25 JAN 2022
COVID-19 has changed construction. The industry we had known for many decades, along with the entire world we were living in less than two years ago, has melted away and, indeed, much of it may be gone forever. The impact on economies has been immense and no more so that in the construction industry.
Right from the very beginning, during the first UK lockdown in March 2020, many sites quickly closed. Employees were absent or laid off. Cash flow, a perennial problem, rapidly became a more pressing concern than ever before. Measures taken by the UK Government to keep money flowing to industry employers and workers were forthright and necessary.
It is fast approaching two years since the first lockdown was announced in England, and there have been encouraging signs that things are beginning to improve in construction, and in the wider economy. But the legacy of COVID on the construction industry will probably be with us for many months, even years, ahead.
The most popular method for resolving construction contract disputes in the UK is adjudication. Over the past two years, the crisis threw a spotlight on adjudication as a barometer of the state of the industry. The experience of RICS, which has appointed over 20,000 adjudicators since 1998, is that, just before the UK economy goes into a decline, there will usually be a sudden and short-lived upturn in numbers of adjudications followed by an equally dramatic fall in numbers as the economic downturn kicks in properly.
The Covid effect has led to a slightly different experience. Adjudication appointments made by RICS rose to over 120 per month which represented a monthly increase of around 50%. This continued from the end of March 2020 until late summer. By November numbers had started to fall off, but not spectacularly as would have been expected in the lead up to an economic decline. The decrease in numbers of adjudications was oddly slow, and by early 2021 numbers fell back to just below pre-Covid levels. Since the beginning of October 2021, however, there has been a sharp upturn in applications to RICS for appointments of adjudicators. It’s early days but there are signs that adjudication numbers are again on the rise. This could suggest that the UK economy is entering a new post-pandemic period where disputes about money will escalate, and adjudication numbers will again increase significantly. What are the reasons for this?

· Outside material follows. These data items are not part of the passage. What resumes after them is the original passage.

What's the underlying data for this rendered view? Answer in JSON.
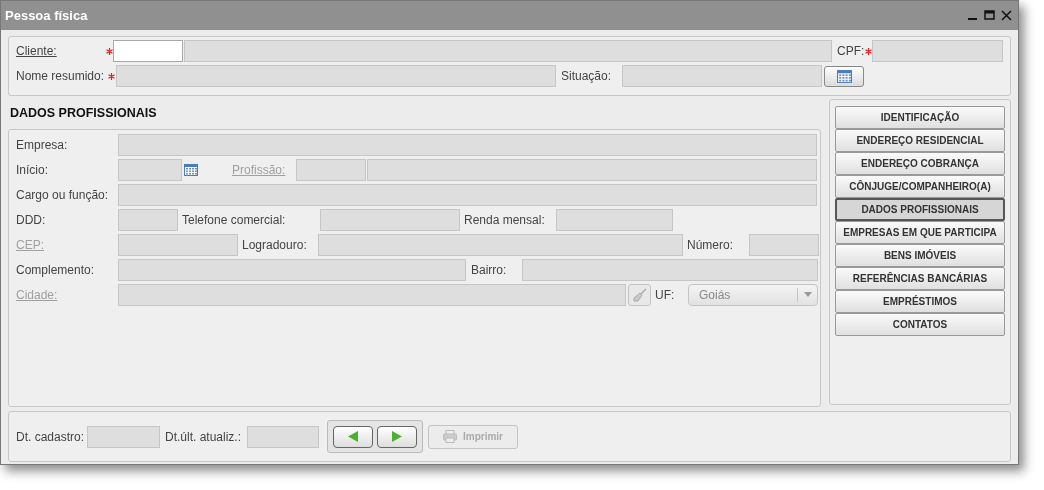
{
  "window": {
    "title": "Pessoa física"
  },
  "header": {
    "cliente": {
      "label": "Cliente:",
      "link": true,
      "required": true,
      "code_enabled": true
    },
    "cpf": {
      "label": "CPF:",
      "required": true
    },
    "nome_resumido": {
      "label": "Nome resumido:",
      "required": true
    },
    "situacao": {
      "label": "Situação:",
      "required": false
    }
  },
  "section_title": "DADOS PROFISSIONAIS",
  "fields": {
    "empresa": {
      "label": "Empresa:"
    },
    "inicio": {
      "label": "Início:"
    },
    "profissao": {
      "label": "Profissão:",
      "link": true,
      "disabled": true
    },
    "cargo": {
      "label": "Cargo ou função:"
    },
    "ddd": {
      "label": "DDD:"
    },
    "telefone": {
      "label": "Telefone comercial:"
    },
    "renda": {
      "label": "Renda mensal:"
    },
    "cep": {
      "label": "CEP:",
      "link": true,
      "disabled": true
    },
    "logradouro": {
      "label": "Logradouro:"
    },
    "numero": {
      "label": "Número:"
    },
    "complemento": {
      "label": "Complemento:"
    },
    "bairro": {
      "label": "Bairro:"
    },
    "cidade": {
      "label": "Cidade:",
      "link": true,
      "disabled": true
    },
    "uf": {
      "label": "UF:",
      "value": "Goiás"
    }
  },
  "nav_buttons": [
    {
      "label": "IDENTIFICAÇÃO",
      "selected": false
    },
    {
      "label": "ENDEREÇO RESIDENCIAL",
      "selected": false
    },
    {
      "label": "ENDEREÇO COBRANÇA",
      "selected": false
    },
    {
      "label": "CÔNJUGE/COMPANHEIRO(A)",
      "selected": false
    },
    {
      "label": "DADOS PROFISSIONAIS",
      "selected": true
    },
    {
      "label": "EMPRESAS EM QUE PARTICIPA",
      "selected": false
    },
    {
      "label": "BENS IMÓVEIS",
      "selected": false
    },
    {
      "label": "REFERÊNCIAS BANCÁRIAS",
      "selected": false
    },
    {
      "label": "EMPRÉSTIMOS",
      "selected": false
    },
    {
      "label": "CONTATOS",
      "selected": false
    }
  ],
  "footer": {
    "cadastro": {
      "label": "Dt. cadastro:"
    },
    "atualiz": {
      "label": "Dt.últ. atualiz.:"
    },
    "print_button": {
      "label": "Imprimir",
      "disabled": true
    }
  }
}
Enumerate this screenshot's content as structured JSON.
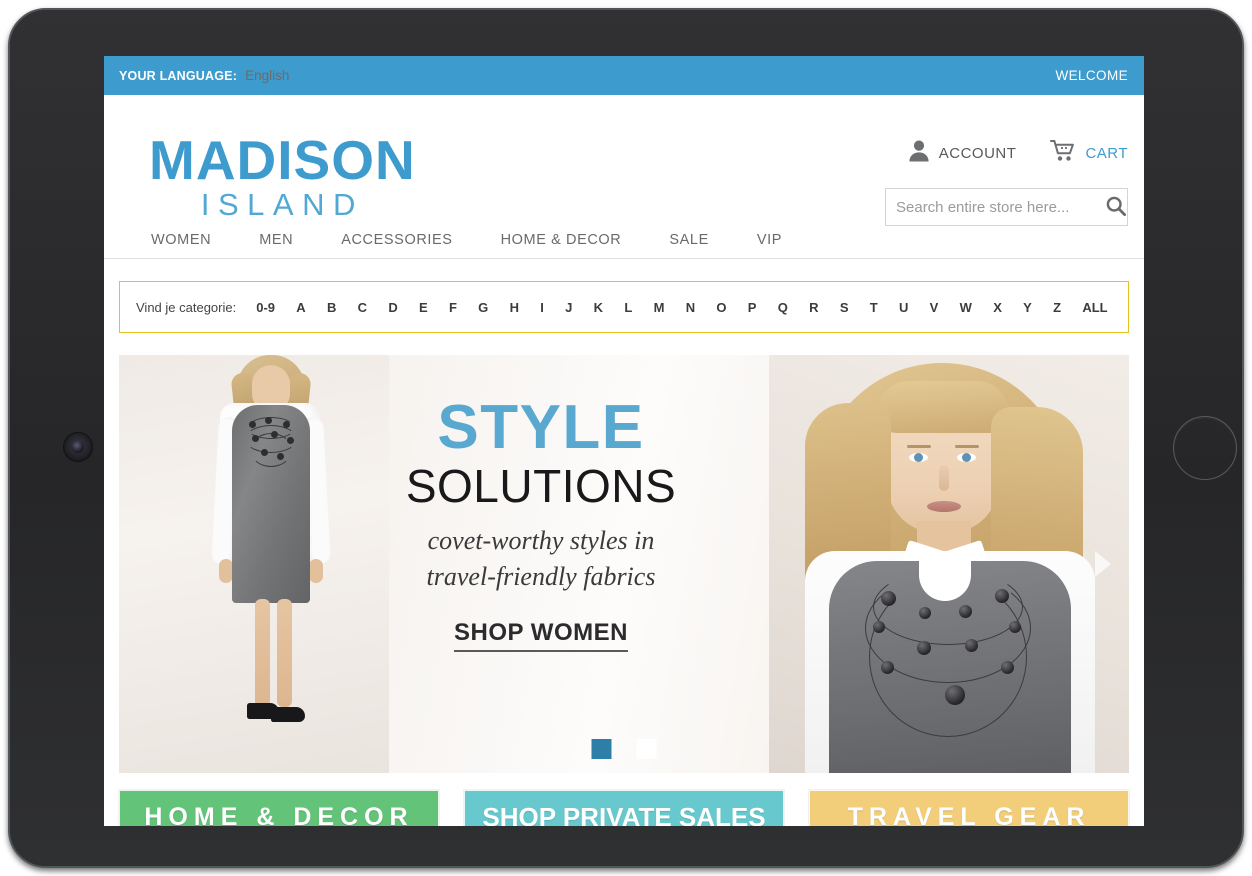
{
  "device": {
    "camera_icon": "camera-lens",
    "home_button_icon": "home-button"
  },
  "topbar": {
    "language_label": "YOUR LANGUAGE:",
    "language_value": "English",
    "welcome": "WELCOME"
  },
  "brand": {
    "name_primary": "MADISON",
    "name_secondary": "ISLAND",
    "primary_color": "#3d9bcd",
    "secondary_color": "#51a8d4"
  },
  "header": {
    "account_label": "ACCOUNT",
    "account_icon": "user-icon",
    "cart_label": "CART",
    "cart_icon": "shopping-cart-icon",
    "cart_color": "#3d9bcd"
  },
  "search": {
    "placeholder": "Search entire store here...",
    "value": "",
    "icon": "search-icon"
  },
  "nav": {
    "items": [
      {
        "label": "WOMEN"
      },
      {
        "label": "MEN"
      },
      {
        "label": "ACCESSORIES"
      },
      {
        "label": "HOME & DECOR"
      },
      {
        "label": "SALE"
      },
      {
        "label": "VIP"
      }
    ]
  },
  "alpha_filter": {
    "label": "Vind je categorie:",
    "border_color": "#e8c01f",
    "letters": [
      "0-9",
      "A",
      "B",
      "C",
      "D",
      "E",
      "F",
      "G",
      "H",
      "I",
      "J",
      "K",
      "L",
      "M",
      "N",
      "O",
      "P",
      "Q",
      "R",
      "S",
      "T",
      "U",
      "V",
      "W",
      "X",
      "Y",
      "Z",
      "ALL"
    ]
  },
  "hero": {
    "headline": "STYLE",
    "headline_color": "#58a8d0",
    "subhead": "SOLUTIONS",
    "tagline_line1": "covet-worthy styles in",
    "tagline_line2": "travel-friendly fabrics",
    "cta": "SHOP WOMEN",
    "next_arrow_icon": "chevron-right-icon",
    "slides": [
      {
        "active": true
      },
      {
        "active": false
      }
    ]
  },
  "promos": [
    {
      "label": "HOME & DECOR",
      "color": "#63c379"
    },
    {
      "label": "SHOP PRIVATE SALES",
      "color": "#67c9ce"
    },
    {
      "label": "TRAVEL GEAR",
      "color": "#f2cd7a"
    }
  ]
}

Previously unforeseen problems now appear to be intensifying in UK Construction, and also beyond these shores. It is apparent that the post pandemic world is going to be different, and in many ways it already is. A shortage of manpower has been attributed by some in the UK to Brexit, though the impact is seemingly global, which suggests it’s a post-pandemic symptom. There has been record demand for construction products as the sector strives to recover from the pandemic. Increasing demand is putting up prices and it has become immensely difficult to accurately value contracts. Add to this the breakdown in logistics that get materials from one country to another, and the extraordinary increases in fuel costs, and it is little wonder that there is talk of the construction industry facing a potential tsunami of disputes in the coming months and years.
Going forward, adjudication and adjudicators may need to quickly adapt to a completely new environment. The Covid crisis has kicked started a revolution in telecoms and e-business. People no longer need to (or often wish to) travel to meetings. The residual fear of “catching” Covid will no doubt continue for a long time to come and this is resulting in more parties wanting to resolve their disputes in “safe environments”. The nature and types of dispute have already started to change, and adjudicators will increasingly be called on to take on board issues that have rarely been at the heart of adjudications in the past.